Pages

sexta-feira, 18 de setembro de 2009

CARTA DE UM POLICIAL À UM BANDIDO



Confesso que há muito tempo não lia um apelo ou desabafo ou um grito de desânimo tão intenso quanto o que acabo de receber via e-mail cujo autor se identifica como Wilson Ronaldo Monteiro, delegado da Polícia Civil do Pará. É impressionante a sua narrativa sobre a supremacia conquistada hoje pelos delinquentes sobre o cidadão (ou cidadã) que exerce a atividade policial. Compreendo perfeitamente a aflição de Monteiro, embora me coloque como um crítico feroz dos excessos cometidos seja pela PM seja pela Polícia Civil. Bandido tem que ser tratado como bandido – disso nunca prescindir. O que condeno – aliás, toda a sociedade condena – é a forma arbitrária com que o aparelho policial age na maioria das vezes. Há um dado irrefutável, basta ler nos jornais diários: de dez notícias das páginas de segurança, nove envolvem direta ou indiretamente policiais – civis ou militares. Isso não é apenas na Bahia, não. Refiro-me ao país inteiro. E de quem é a culpa? Do bandido? Claro que não. A responsabilidade é do Estado como um todo que é negligente com uma área tão sensível como a da preservação da vida humana quando em confronto com a marginalidade. Além do mais, a carreira de policial, como a de qualquer outro profissional só deveria ser abraçada por quem tivesse o mínimo de identificação pessoal.

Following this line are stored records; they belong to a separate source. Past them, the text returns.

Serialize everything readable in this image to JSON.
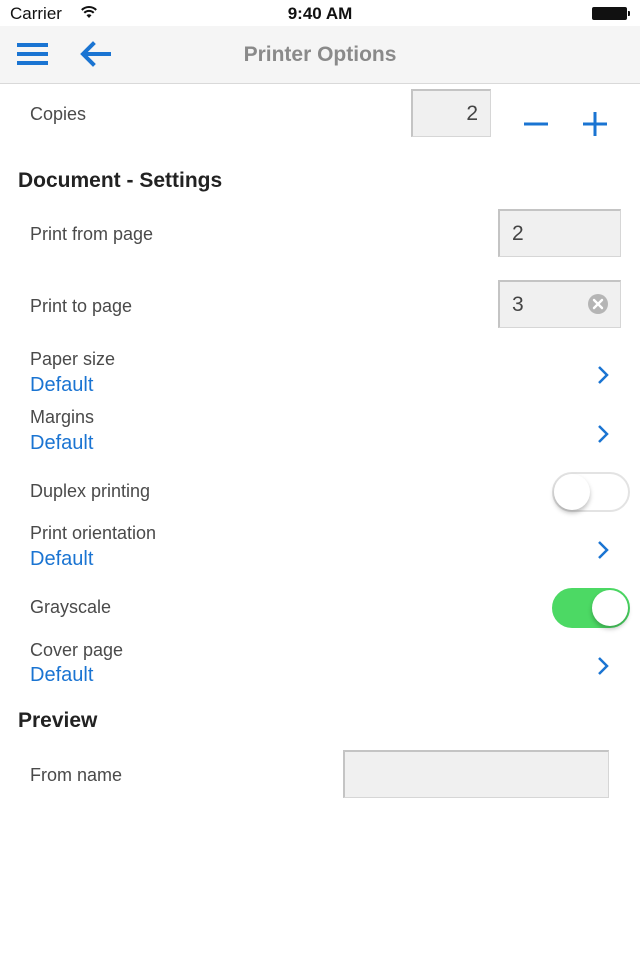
{
  "status_bar": {
    "carrier": "Carrier",
    "time": "9:40 AM"
  },
  "nav": {
    "title": "Printer Options",
    "menu_icon": "hamburger-menu-icon",
    "back_icon": "arrow-left-icon"
  },
  "copies": {
    "label": "Copies",
    "value": "2",
    "decrement_icon": "minus-icon",
    "increment_icon": "plus-icon"
  },
  "document_settings": {
    "title": "Document - Settings",
    "print_from_page": {
      "label": "Print from page",
      "value": "2"
    },
    "print_to_page": {
      "label": "Print to page",
      "value": "3",
      "clear_icon": "clear-circle-icon"
    },
    "paper_size": {
      "label": "Paper size",
      "value": "Default"
    },
    "margins": {
      "label": "Margins",
      "value": "Default"
    },
    "duplex_printing": {
      "label": "Duplex printing",
      "enabled": false
    },
    "print_orientation": {
      "label": "Print orientation",
      "value": "Default"
    },
    "grayscale": {
      "label": "Grayscale",
      "enabled": true
    },
    "cover_page": {
      "label": "Cover page",
      "value": "Default"
    }
  },
  "preview": {
    "title": "Preview",
    "from_name": {
      "label": "From name",
      "value": ""
    }
  },
  "colors": {
    "accent": "#1a74d2",
    "toggle_on": "#4cd964",
    "nav_background": "#f5f5f5",
    "title_gray": "#8a8a8a"
  }
}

Já pensou em ser médico contanto que não possa operar ou mesmo aplicar uma injeção ou ainda ter pavor a ver sangue? Já imaginou ser um legista mas não puder ver um cadáver? Ou mesmo querer ser advogado, mas na condição de não estudar as leis? É complicado, não? De qualquer maneira, acho que o delegado Monteiro tem razão em algumas das suas colocações. Daí fazer questão de colocar na íntegra seu e-mail. Vale apenas conhecermos o sentimento de quem está do outro lado da rua. Monteiro começa assim:



“Senhor Bandido,


Esse termo de senhor que estou usando é para evitar que macule sua imagem ao lhe chamar de bandido, marginal, delinquente ou outro atributo que possa ferir sua dignidade, conforme orientações de entidades de defesa dos Direitos Humanos.
Durante vinte e quatro anos anos de atividade policial, tenho acompanhado suas “conquistas” quanto a preservação de seus direitos, pois os cidadãos e especialmente nós policiais estamos atrelados às suas vitórias, ou seja, quanto mais direito você adquire, maior é nossa obrigação de lhe dar segurança e de lhe encaminhar para um julgamento justo, apesar de muitas vezes você não dar esse direito as suas vítimas. Todavia, não cabe a mim contrariar a lei, pois ensinaram-me que o Direito Penal é a ciência que protege o criminoso, assim como o Direito do Trabalho protege o trabalhador, e assim por diante.
Questiono que hoje em dia você tem mais atenção do que muitos cidadãos e policiais. Antigamente você se escondia quando avistava um carro da polícia; hoje, você atira, porque sabe que numa troca de tiros o policial sempre será irresponsável em revidar. Não existe bala perdida, pois a mesma sempre é encontrada na arma de um policial ou pelo menos sua arma é a primeira a ser suspeita.
Sei que você é um pobre coitado. Quando encarcerado, reclama que não possuímos dependência digna para você se ressocializar. Porém, quero que saiba que construímos mais penitenciárias do que escolas ou espaço social, ou seja, gastamos mais dinheiro para você voltar ao seio da sociedade de forma digna do que com a segurança pública para que a sociedade possa viver com dignidade.
Quando você mantém um refém, são tantas suas exigências que deixam qualquer grevista envergonhado. Presença de advogados, imprensa, colete à prova de balas, parentes, até juízes e promotores você consegue que saiam de seus gabinetes para protegê-los. Mas se isso é seu direito, vamos respeitá-lo.
Enfim, espero que seus direitos de marginal não se ampliem, pois nossa obrigação também aumentará. Precisamos nos proteger. Ter nossos direitos, não de lhe matar, mas sim de viver sem medo de ser um policial.
Dois colegas de vocês morreram, assim como dois de nossos policiais sucumbiram devido ao excesso de proteção aos seus direitos. Rogo para que o inquérito policial instaurado, o qual certamente será acompanhado por um membro do Ministério Público e outro da Ordem dos Advogados do Brasil, não seja encerrado com a conclusão de que houve execução, ou melhor, violação aos Direitos Humanos, afinal, vocês morreram em pleno exercício de seus direitos”.



Wilson Ronaldo Monteiro - Delegado da Polícia Civil do Pará.